Commenting on the strategy opposing managers often employed against him, McCovey later suggested, “Even with the cold and the wind, I never changed my game. They pulled more crazy shifts on me than anyone in baseball, including Ted Williams. They did a lot of things to try to make me change, but I never altered my approach at the plate. I tried to do the same thing, whether I was at Candlestick Park, Dodger Stadium, or Wrigley Field.”

After spending his first several years playing in the shadow of the great Willie Mays, McCovey began to establish himself in 1967 as San Francisco’s primary power threat, and as arguably the most feared hitter in the game. He clubbed 31 homers and drove in 91 runs in 1967, then followed that up leading the National League in home runs and RBIs in each of the next two seasons. McCovey finished the 1968 campaign with a .293 batting average, and a league-leading 36 homers, 105 runs batted in, and .545 slugging percentage. McCovey’s 45 homers, 126 RBIs, .458 on-base percentage, and .656 slugging percentage all topped the senior circuit the following year, and he also placed among the league leaders with 101 runs scored and a .320 batting average. McCovey had another big year in 1970, batting .289, scoring 98 runs, leading the league with a .612 slugging percentage, and placing near the top of the league rankings with 39 home runs, 126 runs batted in, and a .446 on-base percentage. He also led the league with 137 walks, including a then major-league record 42 of the intentional variety.

Although McCovey remained a productive hitter the next few years, the 1970 campaign turned out to be his last year as an elite player. He began experiencing knee problems in 1971 that severely limited his playing time the remainder of his career. After appearing in fewer than 105 games for the Giants in two of the next three seasons, McCovey was traded to the San Diego Padres at the end of 1973. He spent three years in San Diego, made a brief stop in Oakland, and then returned to the Giants in 1977. Playing in pain throughout that 1977 campaign, McCovey still managed to hit 28 home runs, knock in 86 runs, and bat .280 for the team that originally signed him to a major league contract. He spent another three years in San Francisco, finally retiring at the end of the 1980 campaign with 521 career home runs, 1,555 runs batted in, 1,229 runs scored, and a .270 batting average. He hit more than 30 homers seven times, knocked in more than 100 runs four times, scored more than 100 runs twice, batted over .300 twice, and collected more than 100 bases on balls three times. In addition to winning the N.L. MVP Award in 1969, McCovey finished in the top 10 in the voting three other times. He was named to the All-Star Team on six separate occasions.
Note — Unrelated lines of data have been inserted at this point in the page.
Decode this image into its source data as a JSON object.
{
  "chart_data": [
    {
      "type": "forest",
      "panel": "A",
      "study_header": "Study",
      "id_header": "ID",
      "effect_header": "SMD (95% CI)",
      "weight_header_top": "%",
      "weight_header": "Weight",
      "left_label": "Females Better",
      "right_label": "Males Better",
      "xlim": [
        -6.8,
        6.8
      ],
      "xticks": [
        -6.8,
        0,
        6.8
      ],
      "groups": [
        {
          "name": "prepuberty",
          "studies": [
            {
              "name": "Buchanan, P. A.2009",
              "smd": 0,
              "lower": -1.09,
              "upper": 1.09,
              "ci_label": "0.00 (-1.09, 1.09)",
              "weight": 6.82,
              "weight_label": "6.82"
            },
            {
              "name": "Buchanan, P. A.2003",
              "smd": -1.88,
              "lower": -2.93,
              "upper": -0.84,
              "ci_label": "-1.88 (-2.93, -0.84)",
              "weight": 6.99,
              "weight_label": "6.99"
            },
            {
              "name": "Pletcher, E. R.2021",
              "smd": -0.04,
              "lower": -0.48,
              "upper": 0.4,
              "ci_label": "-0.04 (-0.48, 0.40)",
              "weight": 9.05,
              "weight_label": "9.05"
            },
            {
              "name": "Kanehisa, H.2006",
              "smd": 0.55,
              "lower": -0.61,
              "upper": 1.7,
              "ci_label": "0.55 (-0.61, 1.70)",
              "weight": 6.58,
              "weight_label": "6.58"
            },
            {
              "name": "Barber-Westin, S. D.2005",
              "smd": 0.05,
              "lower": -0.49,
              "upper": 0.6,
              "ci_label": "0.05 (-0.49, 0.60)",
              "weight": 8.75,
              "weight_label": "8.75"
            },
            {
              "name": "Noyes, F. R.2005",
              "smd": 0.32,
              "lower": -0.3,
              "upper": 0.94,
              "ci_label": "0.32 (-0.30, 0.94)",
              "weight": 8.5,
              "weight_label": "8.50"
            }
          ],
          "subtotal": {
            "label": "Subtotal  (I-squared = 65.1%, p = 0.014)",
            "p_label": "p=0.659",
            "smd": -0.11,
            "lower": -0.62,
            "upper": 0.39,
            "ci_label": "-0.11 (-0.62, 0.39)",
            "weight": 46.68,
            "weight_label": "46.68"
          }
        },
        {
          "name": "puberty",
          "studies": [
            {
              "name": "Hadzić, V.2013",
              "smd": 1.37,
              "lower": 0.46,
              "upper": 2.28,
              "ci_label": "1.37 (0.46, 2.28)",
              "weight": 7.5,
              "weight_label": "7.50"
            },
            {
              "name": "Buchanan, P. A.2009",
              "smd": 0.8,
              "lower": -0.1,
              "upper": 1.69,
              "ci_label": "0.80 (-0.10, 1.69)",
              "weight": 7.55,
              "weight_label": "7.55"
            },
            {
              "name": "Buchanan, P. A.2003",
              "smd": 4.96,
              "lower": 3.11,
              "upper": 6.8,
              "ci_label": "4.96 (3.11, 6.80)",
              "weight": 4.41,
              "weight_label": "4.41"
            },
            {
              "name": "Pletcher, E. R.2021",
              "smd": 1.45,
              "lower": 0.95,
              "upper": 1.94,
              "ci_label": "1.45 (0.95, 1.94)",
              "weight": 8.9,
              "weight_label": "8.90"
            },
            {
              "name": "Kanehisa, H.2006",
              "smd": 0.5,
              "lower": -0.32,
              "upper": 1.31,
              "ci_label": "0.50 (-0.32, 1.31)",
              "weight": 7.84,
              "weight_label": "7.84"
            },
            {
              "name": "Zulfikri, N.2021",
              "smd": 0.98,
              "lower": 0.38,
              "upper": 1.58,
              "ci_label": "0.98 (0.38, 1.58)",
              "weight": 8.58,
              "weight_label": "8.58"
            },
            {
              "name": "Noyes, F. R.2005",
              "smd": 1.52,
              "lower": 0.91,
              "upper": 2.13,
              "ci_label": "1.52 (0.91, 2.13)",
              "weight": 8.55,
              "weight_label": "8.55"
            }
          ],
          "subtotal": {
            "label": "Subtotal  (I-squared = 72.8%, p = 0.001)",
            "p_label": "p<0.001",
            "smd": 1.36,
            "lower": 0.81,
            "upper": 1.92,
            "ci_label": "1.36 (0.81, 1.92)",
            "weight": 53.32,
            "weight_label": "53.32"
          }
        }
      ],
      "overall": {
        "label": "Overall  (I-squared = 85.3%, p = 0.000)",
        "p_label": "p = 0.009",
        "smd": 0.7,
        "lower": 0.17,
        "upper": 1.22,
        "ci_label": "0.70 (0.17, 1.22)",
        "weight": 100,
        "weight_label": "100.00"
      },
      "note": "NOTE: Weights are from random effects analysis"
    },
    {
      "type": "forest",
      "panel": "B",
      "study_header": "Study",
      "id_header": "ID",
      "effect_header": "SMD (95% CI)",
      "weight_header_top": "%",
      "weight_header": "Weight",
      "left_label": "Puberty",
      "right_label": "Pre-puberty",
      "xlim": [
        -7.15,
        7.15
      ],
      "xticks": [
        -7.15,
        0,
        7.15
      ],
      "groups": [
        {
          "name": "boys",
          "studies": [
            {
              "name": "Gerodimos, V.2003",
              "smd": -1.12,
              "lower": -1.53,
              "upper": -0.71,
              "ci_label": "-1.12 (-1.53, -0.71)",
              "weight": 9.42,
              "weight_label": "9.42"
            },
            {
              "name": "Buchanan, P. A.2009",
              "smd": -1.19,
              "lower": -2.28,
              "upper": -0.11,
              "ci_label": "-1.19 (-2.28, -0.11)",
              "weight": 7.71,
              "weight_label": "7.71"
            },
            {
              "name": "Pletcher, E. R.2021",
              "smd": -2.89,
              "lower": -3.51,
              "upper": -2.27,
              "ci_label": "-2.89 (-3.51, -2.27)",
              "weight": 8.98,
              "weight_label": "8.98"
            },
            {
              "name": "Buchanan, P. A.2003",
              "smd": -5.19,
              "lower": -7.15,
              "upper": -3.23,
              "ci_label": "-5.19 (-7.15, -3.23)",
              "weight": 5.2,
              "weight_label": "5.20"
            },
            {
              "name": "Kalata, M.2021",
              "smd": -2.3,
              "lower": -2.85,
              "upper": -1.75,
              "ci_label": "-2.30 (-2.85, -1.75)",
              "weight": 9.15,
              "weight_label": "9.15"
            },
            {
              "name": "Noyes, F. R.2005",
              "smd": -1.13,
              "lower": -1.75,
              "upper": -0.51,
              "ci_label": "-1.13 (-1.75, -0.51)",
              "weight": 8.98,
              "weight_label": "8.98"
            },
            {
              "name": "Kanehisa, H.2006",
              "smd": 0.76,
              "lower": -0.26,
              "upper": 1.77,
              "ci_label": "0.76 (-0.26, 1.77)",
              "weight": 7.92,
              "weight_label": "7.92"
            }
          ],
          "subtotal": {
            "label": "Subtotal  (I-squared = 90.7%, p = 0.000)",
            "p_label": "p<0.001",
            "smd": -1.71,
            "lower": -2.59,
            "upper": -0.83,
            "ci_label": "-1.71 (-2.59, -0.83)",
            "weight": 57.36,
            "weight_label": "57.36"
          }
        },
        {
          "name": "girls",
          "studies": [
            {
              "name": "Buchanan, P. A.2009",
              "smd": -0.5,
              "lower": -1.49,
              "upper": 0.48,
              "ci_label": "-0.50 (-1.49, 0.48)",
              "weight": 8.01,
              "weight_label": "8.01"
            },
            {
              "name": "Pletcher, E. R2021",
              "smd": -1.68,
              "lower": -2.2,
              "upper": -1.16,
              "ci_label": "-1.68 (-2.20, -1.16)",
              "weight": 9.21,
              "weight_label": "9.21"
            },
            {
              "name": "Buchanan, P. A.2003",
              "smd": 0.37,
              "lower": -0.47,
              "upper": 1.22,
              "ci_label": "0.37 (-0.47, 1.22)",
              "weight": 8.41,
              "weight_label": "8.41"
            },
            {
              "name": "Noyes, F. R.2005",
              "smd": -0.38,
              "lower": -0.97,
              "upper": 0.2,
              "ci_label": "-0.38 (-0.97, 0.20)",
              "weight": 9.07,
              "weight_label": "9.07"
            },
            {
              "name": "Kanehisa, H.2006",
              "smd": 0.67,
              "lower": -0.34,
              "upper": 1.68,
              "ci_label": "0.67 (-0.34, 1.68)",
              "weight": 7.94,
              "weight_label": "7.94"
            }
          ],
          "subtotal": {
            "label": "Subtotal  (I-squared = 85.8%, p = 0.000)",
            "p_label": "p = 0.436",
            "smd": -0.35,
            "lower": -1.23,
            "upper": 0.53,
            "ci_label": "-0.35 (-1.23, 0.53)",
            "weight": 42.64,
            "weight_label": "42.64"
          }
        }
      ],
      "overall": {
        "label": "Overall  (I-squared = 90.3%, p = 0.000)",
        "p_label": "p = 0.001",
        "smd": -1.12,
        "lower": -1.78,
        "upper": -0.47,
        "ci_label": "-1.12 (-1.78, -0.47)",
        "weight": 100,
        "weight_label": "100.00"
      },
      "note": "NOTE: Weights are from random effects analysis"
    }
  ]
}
McCovey initially stayed away from the game following his retirement, although he returned briefly to the limelight when the members of the BBWAA elected him to the Hall of Fame in 1986, in his first year of eligibility. He has since returned to the Giants as an advisor. The team honored the former slugger by erecting a statue of him across from AT&T Park, and by naming the land on which it stands McCovey Point. The inlet of San Francisco Bay beyond the right field fence at the Giants’ new ballpark, historically known as China Basin, has been redubbed McCovey Cove in his honor.

Unfortunately, the knee problems that plagued McCovey throughout the second half of his career have gotten progressively worse since he left the game. Several ill-advised surgeries did more harm than good, and the former Giants great now finds himself unable to walk without assistance. Once the epitome of youth and power, Willie McCovey now says, “I can only get around on crutches and walkers.”